Less than a week after mystery drones grounded flights at the U.K.’s second largest airport, wreaking havoc on as many as 140,000 people’s travel plans for the Christmas period, police have admitted that there may in fact not have been any drones at all.
Gatwick airport reopened on Friday after a one-day shutdown but it appears that investigators are no closer to knowing what actually took place.
The Guardian reports that police released and exonerated a couple who had been detained as suspects, while a senior police spokesperson said there is “always a possibility that there may not have been any genuine drone activity in the first place.”
Indeed, the police are reliant on eyewitness accounts — 67 of them, to be precise — to piece together what happened. The BBC reported last week that two drones flying “over the perimeter fence and into where the runway operates from” were spotted by bystanders late Wednesday, with a third reportedly seen on Thursday morning. Runways were shut for around six hours between Wednesday evening and the early hours of Thursday, before a fuller suspension came into effect after the alleged sighting of the third drone.
Police released suspects Elaine Kirk and Paul Gait on Sunday evening after concluding that they were not responsible for the incident. Their arrest had prompted British newspapers and commentators to berate the pair even before they were charged. The Mail on Sunday shamed them for “ruining Christmas” while TV presenter and former tabloid journalist Piers Morgan was forced to apologize for an earlier tweet that labeled Kirk and Gait as “clowns.”
Despite going down the wrong avenue with the arrest, investigators do have more to work with after they recovered a fallen and damaged drone from the north side of the airport. It is being tested for clues on who piloted it, according to The Guardian.
As we explained last week, the U.K. has specific laws around flying drones near an airport, although it remains unclear exactly what did take place.
The U.K. made amendments to existing legislation this year to make illegal flying a drone within 1km of an airport after a planned drone bill got delayed.
The safety focused tweak to the law five months ago also restricted drone flight height to 400 ft. A registration scheme for drone owners is also set to be introduced next year.

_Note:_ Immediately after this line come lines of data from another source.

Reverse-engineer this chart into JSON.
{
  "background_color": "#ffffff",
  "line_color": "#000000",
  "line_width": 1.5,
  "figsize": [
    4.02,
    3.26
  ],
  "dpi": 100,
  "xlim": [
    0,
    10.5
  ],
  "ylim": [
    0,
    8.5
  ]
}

Under current U.K. law, a drone operator who is charged with recklessly or negligently acting in a manner likely to endanger an aircraft or a person in an aircraft can face a penalty of up to five years in prison or an unlimited fine, or both.
Although, in the Gatwick incident case, it’s not clear whether simply flying a drone near a runway would constitute an attempt to endanger an aircraft under the law. Even though the incident has clearly caused major disruption to travelers as the safety-conscious airport takes no chances.